В последствии он так и не смог вспомнить момент, когда его сознание полностью отключилось, воспринимая взрослеющую сущность андроида по имени Дрейк, как свою собственную. Именно о подобном слиянии говорила Мари, утверждая, что понять ситуацию в полном объеме можно лишь одним способом.
Неудивительно, что Ян очнулся не в загадочном отсеке, а на кровати.
Он чувствовал себя слабым, будто долго болел, и провалялся без сознания как минимум пару недель.
Впрочем, его субъективные ощущения не сильно отличались от реальности.
Некоторое время он лежал в тишине, пытаясь переосмыслить огромный объем чуждого опыта, начатков психологии машинного разума, базирующегося на основе искусственно выращенных биологических нейросетей.
Сейчас, едва очнувшись после рискованного слияния двух рассудков, Ян понимал лишь одно: Дрейк личность, которую он мог ненавидеть, но не осуждать.
Не осудить, ни понять… его можно было лишь принять, таким, каков он есть.
Неужели это мои мысли? Или память машины привела к действительному помутнению разума?
Что значит – не осуждать?! Это он стрелял в Мари, он привел сервомеханизмы через пустыню, по его приказу они вторглись вглубь биологической зоны, принеся горе и смерть.
Неужели такой ценой приобретается опыт?.. Нужно было убить, погибнуть самому, и вновь возродиться по воле таинственных микрочастиц, чтобы понять ошибку, испытать раскаяние?
А какова цена твоего жизненного опыта, Ян? – Мысленный вопрос резанул по нервам, заставил проясниться рассудок.
…Тихо прошуршала уплотнителем открывающаяся дверь.
– Ян!..
В возгласе Мари было все – и облегчение оттого, что он очнулся, и долго сдерживаемое беспокойство, радость и… толика сомнения, настороженности.

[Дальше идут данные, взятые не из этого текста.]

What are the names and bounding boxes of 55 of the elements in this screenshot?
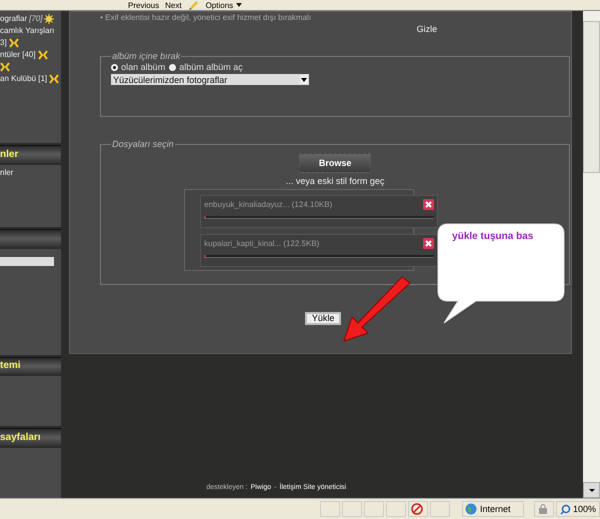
status-panel	[320, 501, 340, 517]
status-panel	[342, 501, 362, 517]
blocked-icon	[411, 503, 423, 515]
toolbar-button[interactable]: Next	[165, 0, 182, 10]
down-arrow-icon	[588, 488, 595, 492]
file-name: kupalari_kapti_kinal... (122.5KB)	[204, 239, 320, 248]
sidebar-header	[0, 228, 62, 247]
status-panel	[386, 501, 406, 517]
globe-icon	[465, 503, 477, 515]
scroll-down-button[interactable]	[583, 482, 600, 498]
browse-button[interactable]: Browse	[299, 153, 372, 173]
sparkle-icon	[8, 38, 19, 48]
arrow-icon	[340, 275, 412, 345]
zone-label: Internet	[480, 504, 511, 514]
category-count: [70]	[29, 14, 42, 23]
category-link[interactable]: ograflar	[0, 14, 28, 23]
radio-option[interactable]: albüm albüm aç	[169, 62, 243, 72]
sidebar-title: nler	[0, 148, 18, 160]
sparkle-icon	[49, 74, 60, 84]
lock-icon	[536, 503, 549, 515]
close-icon[interactable]	[423, 199, 434, 210]
toolbar-button[interactable]: Previous	[128, 0, 160, 10]
sidebar-panel	[0, 376, 62, 426]
category-link[interactable]: an Kulübü [1]	[0, 74, 48, 83]
options-button[interactable]: Options	[206, 0, 242, 10]
scrollbar[interactable]	[583, 11, 600, 498]
category-link[interactable]: nler	[0, 168, 14, 177]
hide-link[interactable]: Gizle	[416, 24, 438, 34]
sparkle-icon	[0, 62, 10, 72]
search-field[interactable]	[0, 256, 54, 266]
sun-icon	[44, 14, 54, 24]
zoom-button[interactable]: 100%	[556, 501, 600, 517]
category-link[interactable]: camlık Yarışları	[0, 26, 54, 35]
callout-text: yükle tuşuna bas	[452, 231, 534, 242]
sidebar-title: temi	[0, 360, 21, 372]
sidebar-panel	[0, 448, 62, 498]
close-icon[interactable]	[423, 238, 434, 249]
fieldset-legend: Dosyaları seçin	[111, 139, 175, 149]
radio-option[interactable]: olan albüm	[111, 62, 166, 72]
sidebar-title: sayfaları	[0, 432, 41, 444]
category-link[interactable]: ntüler [40]	[0, 50, 36, 59]
dropdown-arrow-icon	[301, 78, 308, 82]
caret-icon	[236, 3, 242, 7]
file-name: enbuyuk_kinaliadayuz... (124.10KB)	[204, 200, 332, 209]
sparkle-icon	[38, 50, 48, 60]
notice-text: • Exif eklentisi hazır değil, yönetici exif hizmet dışı bırakmalı	[100, 13, 312, 22]
status-panel	[364, 501, 384, 517]
album-select[interactable]: Yüzücülerimizden fotograflar	[111, 74, 310, 85]
fieldset-legend: albüm içine bırak	[111, 51, 182, 61]
form-switch-link[interactable]: ... veya eski stil form geç	[286, 176, 384, 186]
upload-button[interactable]: Yükle	[304, 312, 342, 325]
scrollbar-thumb[interactable]	[583, 21, 600, 173]
zoom-icon	[560, 504, 571, 514]
status-panel	[430, 501, 450, 517]
category-link[interactable]: 3]	[0, 38, 7, 47]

Он повернул голову, попробовал улыбнуться и тихо сказал:
– Прядок. Ян Ковальский собственной персоной. Живой, умом не тронувшийся…
Она вдруг звонко, облегченно рассмеялась, присев на край кровати.
Странно, что в этих бункерах среди сплошных, зловещих загадок, непостижимых для разума систем, звучал обыкновенный человеческий смех.
– Господи, как я переживала, как ругала себя… – Шелк ее волос накрыл плечи, лицо Яна, от ее аромата вдруг резко закружилась голова.
– Мари, что ты делаешь…
– Радуюсь. – Она поцеловала его.
– Слушай, как мне добраться до душа? Сколько я провалялся в отключке?
– Полторы недели. Сейчас попробуем. Не знаю можно ли тебе вставать.
– Нет, лежать я больше не буду.
– Ну, тогда держись за меня.
Они радовались друг другу как дети.
Как взрослые дети, знающие, что такое боль и смерть, и уже не рефлексущие по поводу внезапной вспышки чувств…
Жизнь – это краткий миг, действительность, наполненная ощущениями. Все остальное либо воспоминания, либо вероятности.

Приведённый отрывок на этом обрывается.